The undersigned registrant hereby undertakes
that, for purposes of determining any liability under the Securities Act of 1933, each filing of the registrant's annual report
pursuant to section 13(a) or section 15(d) of the Securities Exchange Act of 1934 (and, where applicable, each filing of an employee
benefit plan's annual report pursuant to section 15(d) of the Securities Exchange Act of 1934) that is incorporated by reference
in the registration statement shall be deemed to be a new registration statement relating to the securities offered therein, and
the offering of such securities at that time shall be deemed to be the initial bona fide offering thereof.
(h)
Insofar as indemnification
for liabilities arising under the Securities Act of 1933 may be permitted to directors, officers and controlling persons of the
registrant pursuant to the foregoing provisions, or otherwise, the registrant has been advised that in the opinion of the Securities
and Exchange Commission such indemnification is against public policy as expressed in the Act and is, therefore, unenforceable.

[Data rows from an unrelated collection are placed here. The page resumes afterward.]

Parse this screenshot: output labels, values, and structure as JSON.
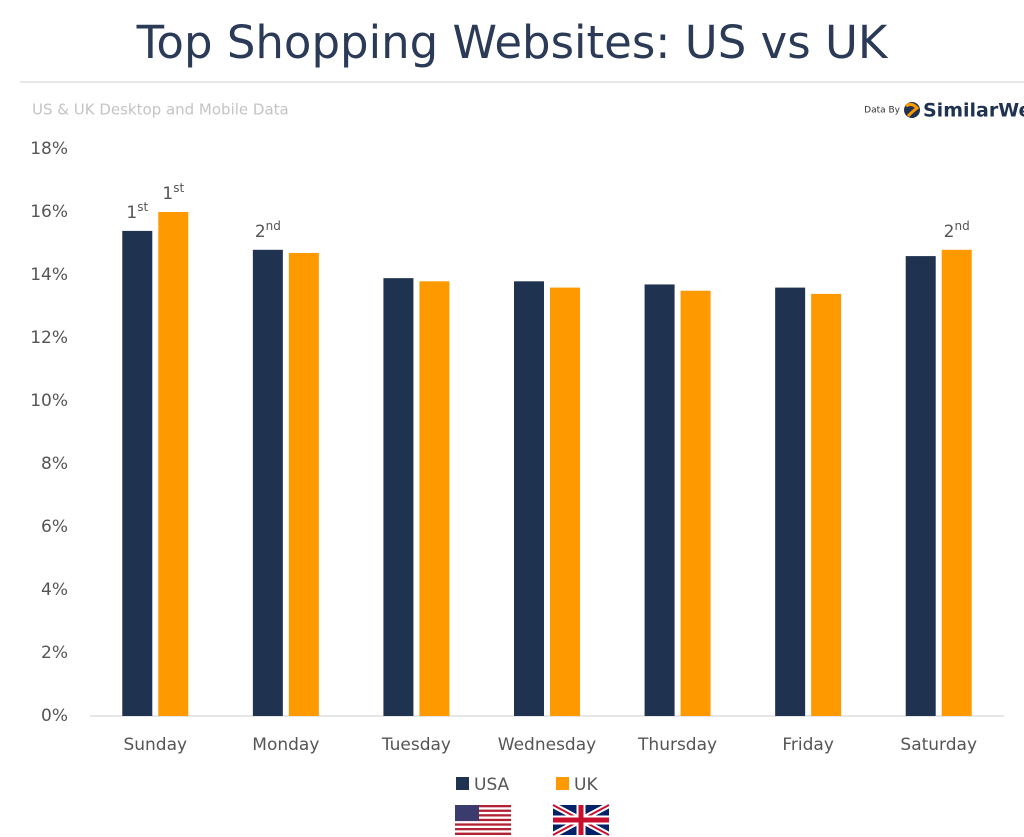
{
  "chart_data": {
    "type": "bar",
    "title": "Top Shopping Websites: US vs UK",
    "subtitle": "US & UK Desktop and Mobile Data",
    "source": {
      "prefix": "Data By",
      "brand": "SimilarWeb"
    },
    "categories": [
      "Sunday",
      "Monday",
      "Tuesday",
      "Wednesday",
      "Thursday",
      "Friday",
      "Saturday"
    ],
    "series": [
      {
        "name": "USA",
        "color": "#1f3350",
        "values": [
          15.4,
          14.8,
          13.9,
          13.8,
          13.7,
          13.6,
          14.6
        ],
        "rank_labels": [
          "1st",
          "2nd",
          null,
          null,
          null,
          null,
          null
        ]
      },
      {
        "name": "UK",
        "color": "#ff9900",
        "values": [
          16.0,
          14.7,
          13.8,
          13.6,
          13.5,
          13.4,
          14.8
        ],
        "rank_labels": [
          "1st",
          null,
          null,
          null,
          null,
          null,
          "2nd"
        ]
      }
    ],
    "ylim": [
      0,
      18
    ],
    "yticks": [
      {
        "value": 0,
        "label": "0%"
      },
      {
        "value": 2,
        "label": "2%"
      },
      {
        "value": 4,
        "label": "4%"
      },
      {
        "value": 6,
        "label": "6%"
      },
      {
        "value": 8,
        "label": "8%"
      },
      {
        "value": 10,
        "label": "10%"
      },
      {
        "value": 12,
        "label": "12%"
      },
      {
        "value": 14,
        "label": "14%"
      },
      {
        "value": 16,
        "label": "16%"
      },
      {
        "value": 18,
        "label": "18%"
      }
    ],
    "grid": false
  }
}
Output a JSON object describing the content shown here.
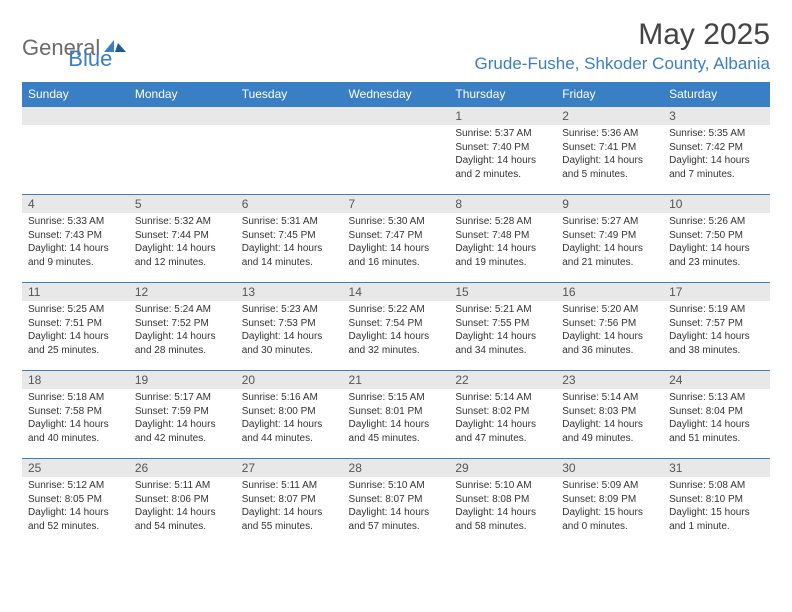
{
  "logo": {
    "word1": "General",
    "word2": "Blue"
  },
  "title": "May 2025",
  "location": "Grude-Fushe, Shkoder County, Albania",
  "headers": [
    "Sunday",
    "Monday",
    "Tuesday",
    "Wednesday",
    "Thursday",
    "Friday",
    "Saturday"
  ],
  "colors": {
    "accent": "#3a7fc4",
    "header_bg": "#3a7fc4",
    "header_text": "#ffffff",
    "daynum_bg": "#e8e8e8",
    "border": "#3a7fc4",
    "text": "#333333",
    "title_text": "#444444",
    "logo_gray": "#6b6b6b"
  },
  "layout": {
    "columns": 7,
    "rows": 5,
    "first_day_column": 4
  },
  "days": [
    {
      "n": 1,
      "sunrise": "5:37 AM",
      "sunset": "7:40 PM",
      "daylight": "14 hours and 2 minutes."
    },
    {
      "n": 2,
      "sunrise": "5:36 AM",
      "sunset": "7:41 PM",
      "daylight": "14 hours and 5 minutes."
    },
    {
      "n": 3,
      "sunrise": "5:35 AM",
      "sunset": "7:42 PM",
      "daylight": "14 hours and 7 minutes."
    },
    {
      "n": 4,
      "sunrise": "5:33 AM",
      "sunset": "7:43 PM",
      "daylight": "14 hours and 9 minutes."
    },
    {
      "n": 5,
      "sunrise": "5:32 AM",
      "sunset": "7:44 PM",
      "daylight": "14 hours and 12 minutes."
    },
    {
      "n": 6,
      "sunrise": "5:31 AM",
      "sunset": "7:45 PM",
      "daylight": "14 hours and 14 minutes."
    },
    {
      "n": 7,
      "sunrise": "5:30 AM",
      "sunset": "7:47 PM",
      "daylight": "14 hours and 16 minutes."
    },
    {
      "n": 8,
      "sunrise": "5:28 AM",
      "sunset": "7:48 PM",
      "daylight": "14 hours and 19 minutes."
    },
    {
      "n": 9,
      "sunrise": "5:27 AM",
      "sunset": "7:49 PM",
      "daylight": "14 hours and 21 minutes."
    },
    {
      "n": 10,
      "sunrise": "5:26 AM",
      "sunset": "7:50 PM",
      "daylight": "14 hours and 23 minutes."
    },
    {
      "n": 11,
      "sunrise": "5:25 AM",
      "sunset": "7:51 PM",
      "daylight": "14 hours and 25 minutes."
    },
    {
      "n": 12,
      "sunrise": "5:24 AM",
      "sunset": "7:52 PM",
      "daylight": "14 hours and 28 minutes."
    },
    {
      "n": 13,
      "sunrise": "5:23 AM",
      "sunset": "7:53 PM",
      "daylight": "14 hours and 30 minutes."
    },
    {
      "n": 14,
      "sunrise": "5:22 AM",
      "sunset": "7:54 PM",
      "daylight": "14 hours and 32 minutes."
    },
    {
      "n": 15,
      "sunrise": "5:21 AM",
      "sunset": "7:55 PM",
      "daylight": "14 hours and 34 minutes."
    },
    {
      "n": 16,
      "sunrise": "5:20 AM",
      "sunset": "7:56 PM",
      "daylight": "14 hours and 36 minutes."
    },
    {
      "n": 17,
      "sunrise": "5:19 AM",
      "sunset": "7:57 PM",
      "daylight": "14 hours and 38 minutes."
    },
    {
      "n": 18,
      "sunrise": "5:18 AM",
      "sunset": "7:58 PM",
      "daylight": "14 hours and 40 minutes."
    },
    {
      "n": 19,
      "sunrise": "5:17 AM",
      "sunset": "7:59 PM",
      "daylight": "14 hours and 42 minutes."
    },
    {
      "n": 20,
      "sunrise": "5:16 AM",
      "sunset": "8:00 PM",
      "daylight": "14 hours and 44 minutes."
    },
    {
      "n": 21,
      "sunrise": "5:15 AM",
      "sunset": "8:01 PM",
      "daylight": "14 hours and 45 minutes."
    },
    {
      "n": 22,
      "sunrise": "5:14 AM",
      "sunset": "8:02 PM",
      "daylight": "14 hours and 47 minutes."
    },
    {
      "n": 23,
      "sunrise": "5:14 AM",
      "sunset": "8:03 PM",
      "daylight": "14 hours and 49 minutes."
    },
    {
      "n": 24,
      "sunrise": "5:13 AM",
      "sunset": "8:04 PM",
      "daylight": "14 hours and 51 minutes."
    },
    {
      "n": 25,
      "sunrise": "5:12 AM",
      "sunset": "8:05 PM",
      "daylight": "14 hours and 52 minutes."
    },
    {
      "n": 26,
      "sunrise": "5:11 AM",
      "sunset": "8:06 PM",
      "daylight": "14 hours and 54 minutes."
    },
    {
      "n": 27,
      "sunrise": "5:11 AM",
      "sunset": "8:07 PM",
      "daylight": "14 hours and 55 minutes."
    },
    {
      "n": 28,
      "sunrise": "5:10 AM",
      "sunset": "8:07 PM",
      "daylight": "14 hours and 57 minutes."
    },
    {
      "n": 29,
      "sunrise": "5:10 AM",
      "sunset": "8:08 PM",
      "daylight": "14 hours and 58 minutes."
    },
    {
      "n": 30,
      "sunrise": "5:09 AM",
      "sunset": "8:09 PM",
      "daylight": "15 hours and 0 minutes."
    },
    {
      "n": 31,
      "sunrise": "5:08 AM",
      "sunset": "8:10 PM",
      "daylight": "15 hours and 1 minute."
    }
  ],
  "labels": {
    "sunrise": "Sunrise:",
    "sunset": "Sunset:",
    "daylight": "Daylight:"
  }
}
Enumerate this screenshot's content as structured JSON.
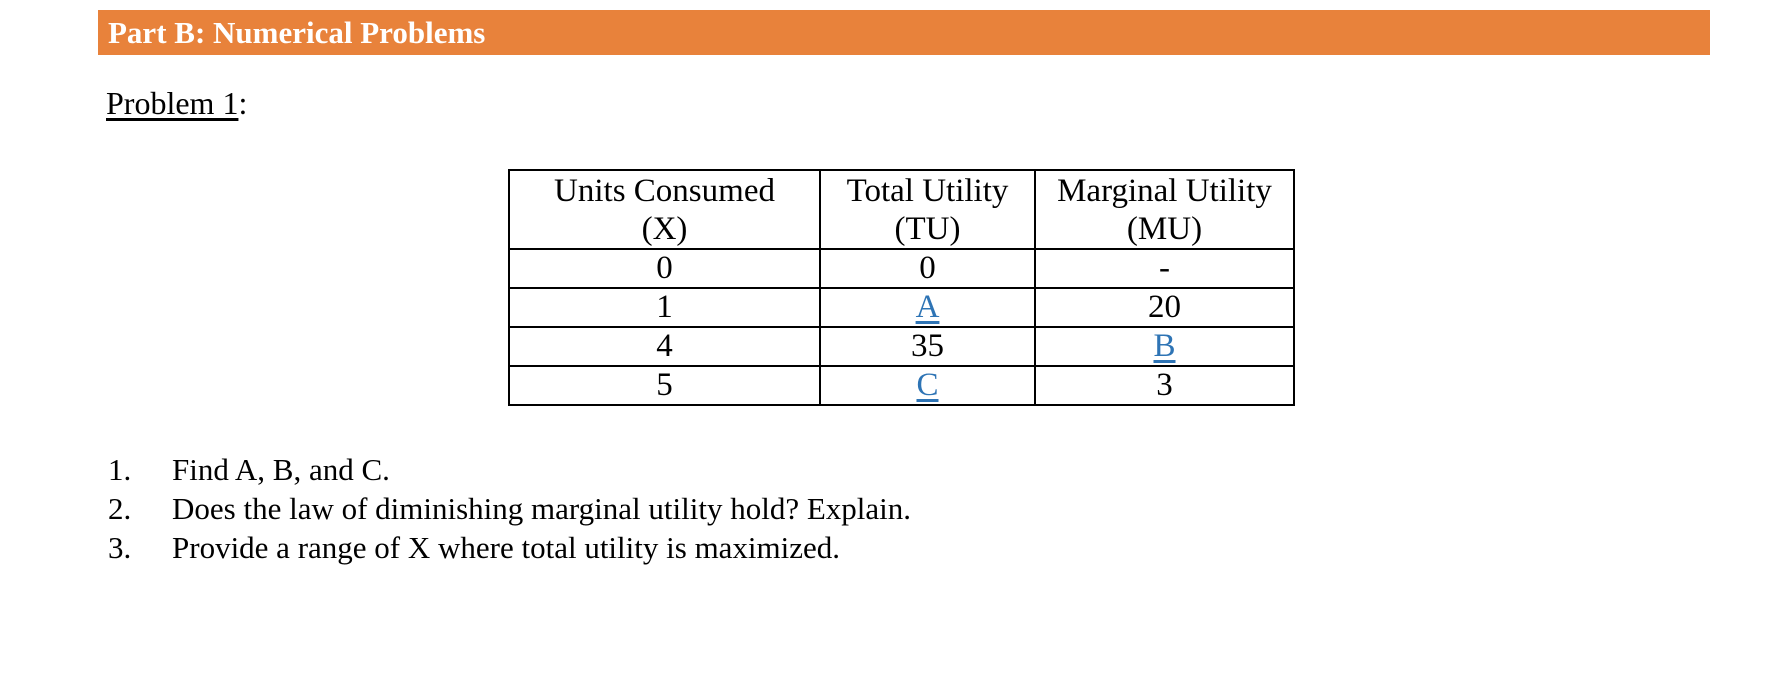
{
  "banner": {
    "title": "Part B: Numerical Problems"
  },
  "colors": {
    "banner_bg": "#E8823B",
    "banner_text": "#FFFFFF",
    "blank_blue": "#2E74B5",
    "border": "#000000"
  },
  "problem": {
    "title": "Problem 1",
    "colon": ":"
  },
  "table": {
    "headers": [
      {
        "line1": "Units Consumed",
        "line2": "(X)"
      },
      {
        "line1": "Total Utility",
        "line2": "(TU)"
      },
      {
        "line1": "Marginal Utility",
        "line2": "(MU)"
      }
    ],
    "rows": [
      {
        "x": "0",
        "tu": "0",
        "mu": "-"
      },
      {
        "x": "1",
        "tu": "A",
        "mu": "20"
      },
      {
        "x": "4",
        "tu": "35",
        "mu": "B"
      },
      {
        "x": "5",
        "tu": "C",
        "mu": "3"
      }
    ]
  },
  "questions": [
    {
      "number": "1.",
      "text": "Find A, B, and C."
    },
    {
      "number": "2.",
      "text": "Does the law of diminishing marginal utility hold? Explain."
    },
    {
      "number": "3.",
      "text": "Provide a range of X where total utility is maximized."
    }
  ]
}
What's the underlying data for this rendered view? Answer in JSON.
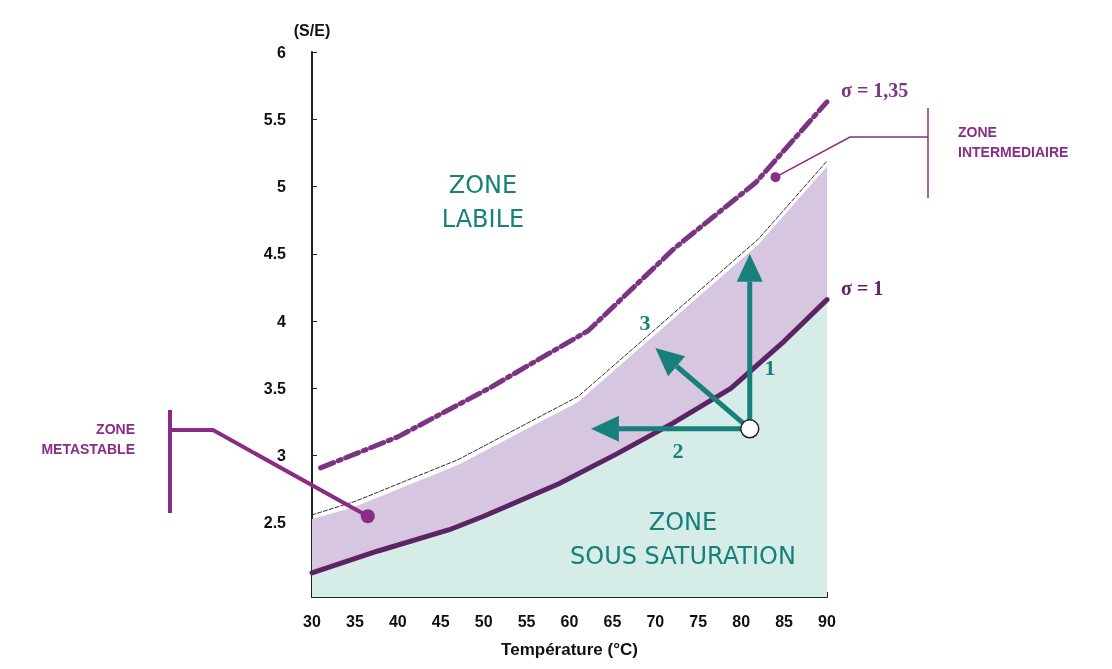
{
  "chart_data": {
    "type": "line",
    "xlabel": "Température (°C)",
    "ylabel": "(S/E)",
    "xlim": [
      30,
      90
    ],
    "xticks": [
      30,
      35,
      40,
      45,
      50,
      55,
      60,
      65,
      70,
      75,
      80,
      85,
      90
    ],
    "ylim": [
      1.95,
      6
    ],
    "yticks": [
      2.5,
      3,
      3.5,
      4,
      4.5,
      5,
      5.5,
      6
    ],
    "grid": false,
    "legend": false,
    "marker": "none",
    "series": [
      {
        "type": "area",
        "name": "σ = 1",
        "color": "#5e2363",
        "line_style": "solid",
        "x": [
          30,
          37.6,
          46,
          50,
          58.7,
          65.4,
          72,
          78.8,
          85,
          90
        ],
        "values": [
          2.13,
          2.29,
          2.45,
          2.55,
          2.79,
          3.01,
          3.24,
          3.5,
          3.85,
          4.16
        ]
      },
      {
        "name": "σ = 1,35",
        "color": "#7b3482",
        "line_style": "dashed",
        "x": [
          31,
          40,
          50.6,
          62.2,
          72.2,
          81.7,
          90
        ],
        "values": [
          2.91,
          3.14,
          3.5,
          3.93,
          4.54,
          5.03,
          5.63
        ]
      },
      {
        "color": "#333333",
        "line_style": "dashed",
        "x": [
          30,
          35,
          47,
          61,
          70,
          82,
          90
        ],
        "values": [
          2.56,
          2.66,
          2.97,
          3.44,
          3.94,
          4.61,
          5.19
        ]
      },
      {
        "type": "area",
        "color": "#d6c6e0",
        "x": [
          30,
          35,
          47,
          61,
          70,
          82,
          90
        ],
        "values": [
          2.53,
          2.62,
          2.93,
          3.4,
          3.9,
          4.57,
          5.15
        ]
      }
    ],
    "annotations": [
      "1",
      "2",
      "3",
      "ZONE\nLABILE",
      "ZONE\nSOUS SATURATION",
      "ZONE\nMETASTABLE",
      "ZONE\nINTERMEDIAIRE"
    ]
  }
}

In the event that a claim for indemnification against such liabilities (other than the payment by the registrant of expenses incurred
or paid by a director, officer or controlling person of the registrant in the successful defense of any action, suit or proceeding)
is asserted by such director, officer or controlling person in connection with the securities being registered, the registrant
will, unless in the opinion of its counsel the matter has been settled by controlling precedent, submit to a court of appropriate
jurisdiction the question whether such indemnification by it is against public policy as expressed in the Act and will be governed
by the final adjudication of such issue.